Progress would be a coherent plan to phase out coal, with support for workers in the transition.
New Zealand
In April, the government reaffirmed its existing climate plan to cut emissions by 30% below 2005 levels by 2030. In its submission to the UN, it said it was waiting for recommendations from its independent Climate Change Commission in early 2021 on how to align its current 2030 plan with its carbon neutrality commitments and the 1.5C temperature goal of the Paris Agreement.

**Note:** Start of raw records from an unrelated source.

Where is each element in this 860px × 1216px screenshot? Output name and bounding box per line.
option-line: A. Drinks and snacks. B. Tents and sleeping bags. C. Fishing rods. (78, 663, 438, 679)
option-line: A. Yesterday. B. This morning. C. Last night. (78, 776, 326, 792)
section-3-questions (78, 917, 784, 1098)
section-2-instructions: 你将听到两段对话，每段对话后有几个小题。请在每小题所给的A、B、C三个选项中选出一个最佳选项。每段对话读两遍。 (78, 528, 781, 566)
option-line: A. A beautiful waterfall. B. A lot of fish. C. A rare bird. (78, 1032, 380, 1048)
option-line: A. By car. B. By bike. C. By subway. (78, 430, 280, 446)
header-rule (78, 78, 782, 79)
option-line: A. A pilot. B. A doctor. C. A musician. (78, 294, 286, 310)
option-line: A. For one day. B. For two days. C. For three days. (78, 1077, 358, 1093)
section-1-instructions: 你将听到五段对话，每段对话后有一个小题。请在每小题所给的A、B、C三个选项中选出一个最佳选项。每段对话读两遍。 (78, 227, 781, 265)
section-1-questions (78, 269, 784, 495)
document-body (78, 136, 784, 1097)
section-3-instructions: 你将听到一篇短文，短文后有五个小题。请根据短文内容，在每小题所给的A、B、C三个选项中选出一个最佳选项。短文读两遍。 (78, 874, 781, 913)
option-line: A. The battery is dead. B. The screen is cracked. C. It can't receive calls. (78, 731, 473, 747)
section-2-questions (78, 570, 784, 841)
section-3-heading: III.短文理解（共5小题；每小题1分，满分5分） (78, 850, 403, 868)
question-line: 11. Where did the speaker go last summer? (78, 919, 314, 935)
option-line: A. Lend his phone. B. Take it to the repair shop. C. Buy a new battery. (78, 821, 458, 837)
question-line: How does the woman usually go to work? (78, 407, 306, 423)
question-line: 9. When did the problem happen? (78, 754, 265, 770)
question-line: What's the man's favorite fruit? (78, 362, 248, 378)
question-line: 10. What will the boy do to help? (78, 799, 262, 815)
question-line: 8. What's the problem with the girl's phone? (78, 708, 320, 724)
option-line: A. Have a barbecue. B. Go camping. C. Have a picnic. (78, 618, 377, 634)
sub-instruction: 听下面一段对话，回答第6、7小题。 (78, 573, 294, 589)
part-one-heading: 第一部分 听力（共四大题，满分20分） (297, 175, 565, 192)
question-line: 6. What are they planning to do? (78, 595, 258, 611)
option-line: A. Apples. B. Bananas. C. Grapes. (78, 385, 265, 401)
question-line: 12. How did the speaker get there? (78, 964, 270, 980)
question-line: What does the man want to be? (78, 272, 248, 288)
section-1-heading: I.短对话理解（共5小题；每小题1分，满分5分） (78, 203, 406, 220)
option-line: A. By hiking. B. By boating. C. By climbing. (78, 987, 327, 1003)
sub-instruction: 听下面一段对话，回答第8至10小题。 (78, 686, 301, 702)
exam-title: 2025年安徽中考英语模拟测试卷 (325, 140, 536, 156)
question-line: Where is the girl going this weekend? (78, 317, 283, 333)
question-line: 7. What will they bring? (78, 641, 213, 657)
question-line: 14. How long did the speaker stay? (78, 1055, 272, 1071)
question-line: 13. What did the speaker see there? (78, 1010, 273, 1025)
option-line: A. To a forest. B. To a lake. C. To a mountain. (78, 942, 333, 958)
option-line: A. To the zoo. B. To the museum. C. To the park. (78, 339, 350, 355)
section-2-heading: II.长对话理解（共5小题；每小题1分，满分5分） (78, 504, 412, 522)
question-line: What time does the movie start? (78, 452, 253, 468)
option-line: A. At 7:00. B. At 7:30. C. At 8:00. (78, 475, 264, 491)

At the start of December, the parliament declared “a climate emergency” and prime minister Jacinda Ardern committed to make all government department and institutions carbon neutral by 2025. Amping up the rhetoric was not enough to overcome the timetabling slip.
Saudi Arabia
Middle eastern petrostates do not typically present themselves as climate leaders, so it is no great surprise that Arabian Gulf countries are not listed.
However, it underscores a disconnect between increasingly ambitious carbon-cutting goals elsewhere and continued government plans to expand fossil fuel production.
USA
President-elect Joe Biden made climate action central to his election campaign, but is prohibited from speaking on the world stage before inauguration.
The lame duck in the White House, Donald Trump, showed his contempt for international climate cooperation by pulling out of the Paris Agreement.
Instead, the governors of Massachusetts and Michigan, and mayor of Los Angeles will represent the “we’re still in” camp in the slots reserved for civil society.